Dans les conditions prévues à l'article 38 de la Constitution, le Gouvernement est autorisé à prendre, par ordonnances, avant le 15 septembre 1991, les mesures législatives nécessaires à l'actualisation du droit applicable dans la collectivité territoriale de Mayotte et à l'extension dans cette collectivité de la législation métropolitaine avec les adaptations rendues nécessaires par sa situation particulière dans les domaines suivants :
1° Régime budgétaire et comptable ;
2° Mesures à caractère fiscal et douanier ;
3° Droit pénal et dispositions de procédure pénale qui en sont la conséquence ;
4° Urbanisme, expropriation, préemption et domaine de l'Etat et des collectivités publiques ;
5° Droit rural, droit forestier, extractions de matériaux, droit des marchés publics ;
6° Santé publique, protection sociale et droit du travail ;
7° Circulation routière, assurance des véhicules automobiles, indemnisation des victimes des accidents de la circulation ;
8° Protection de la nature, des espaces sensibles et de l'environnement, lutte contre la pollution, prévention des risques majeurs.

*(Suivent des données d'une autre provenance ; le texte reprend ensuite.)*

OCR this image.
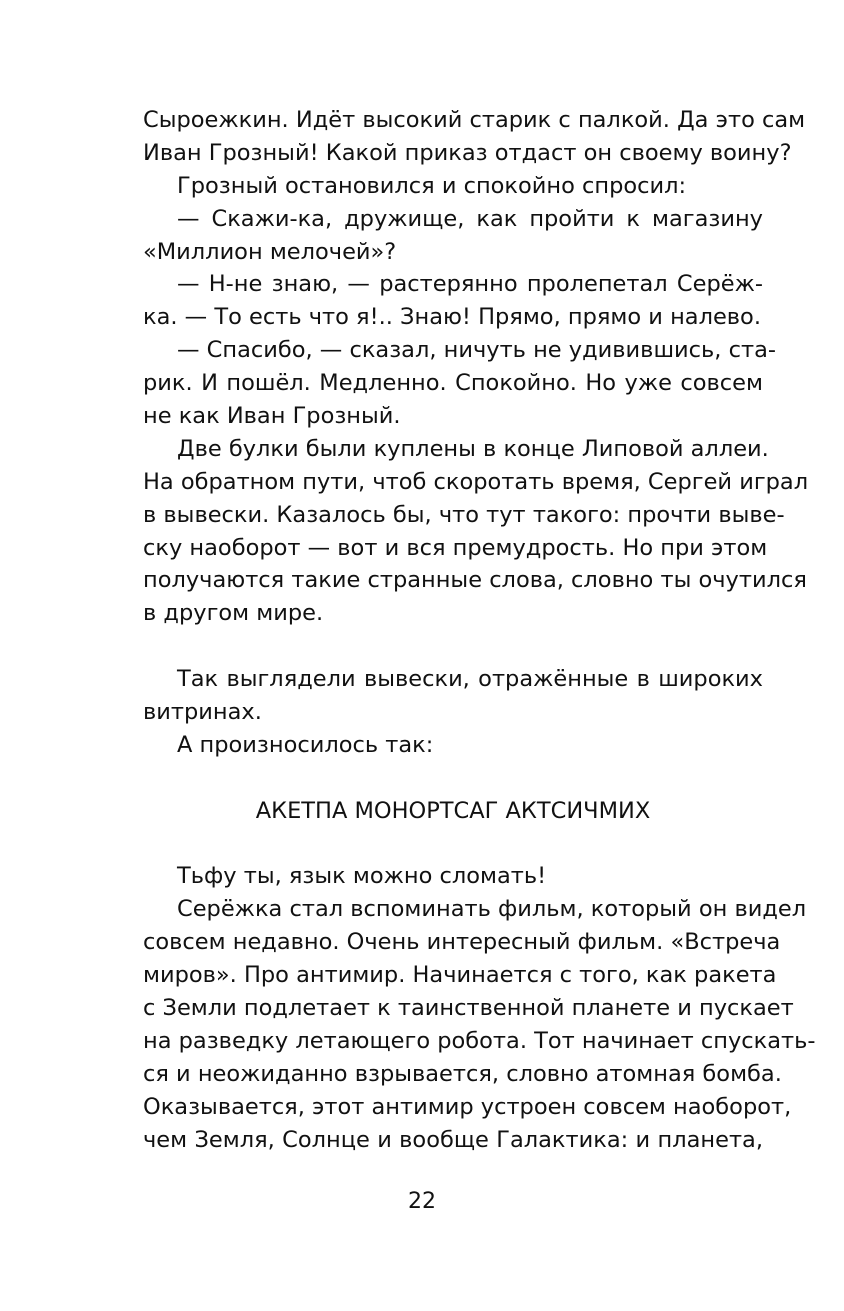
Сыроежкин. Идёт высокий старик с палкой. Да это сам
Иван Грозный! Какой приказ отдаст он своему воину?
Грозный остановился и спокойно спросил:
— Скажи-ка, дружище, как пройти к магазину
«Миллион мелочей»?
— Н-не знаю, — растерянно пролепетал Серёж-
ка. — То есть что я!.. Знаю! Прямо, прямо и налево.
— Спасибо, — сказал, ничуть не удивившись, ста-
рик. И пошёл. Медленно. Спокойно. Но уже совсем
не как Иван Грозный.
Две булки были куплены в конце Липовой аллеи.
На обратном пути, чтоб скоротать время, Сергей играл
в вывески. Казалось бы, что тут такого: прочти выве-
ску наоборот — вот и вся премудрость. Но при этом
получаются такие странные слова, словно ты очутился
в другом мире.
Так выглядели вывески, отражённые в широких
витринах.
А произносилось так:
АКЕТПА МОНОРТСАГ АКТСИЧМИХ
Тьфу ты, язык можно сломать!
Серёжка стал вспоминать фильм, который он видел
совсем недавно. Очень интересный фильм. «Встреча
миров». Про антимир. Начинается с того, как ракета
с Земли подлетает к таинственной планете и пускает
на разведку летающего робота. Тот начинает спускать-
ся и неожиданно взрывается, словно атомная бомба.
Оказывается, этот антимир устроен совсем наоборот,
чем Земля, Солнце и вообще Галактика: и планета,
22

Les projets d'ordonnances sont soumis pour avis au conseil général de Mayotte. Cet avis est émis dans le délai d'un mois ; ce délai expiré, l'avis est réputé avoir été donné.
A l'ouverture de la première session ordinaire de 1990-1991, le Gouvernement déposera devant le Parlement un rapport rendant compte de l'application du présent article et comprenant les avis émis, à cette date, par le conseil général de Mayotte sur les projets d'ordonnances qui lui auront été soumis.
Un projet de loi de ratification des ordonnances prévues au présent article sera déposé devant le Parlement au plus tard le 2 octobre 1991 *date*.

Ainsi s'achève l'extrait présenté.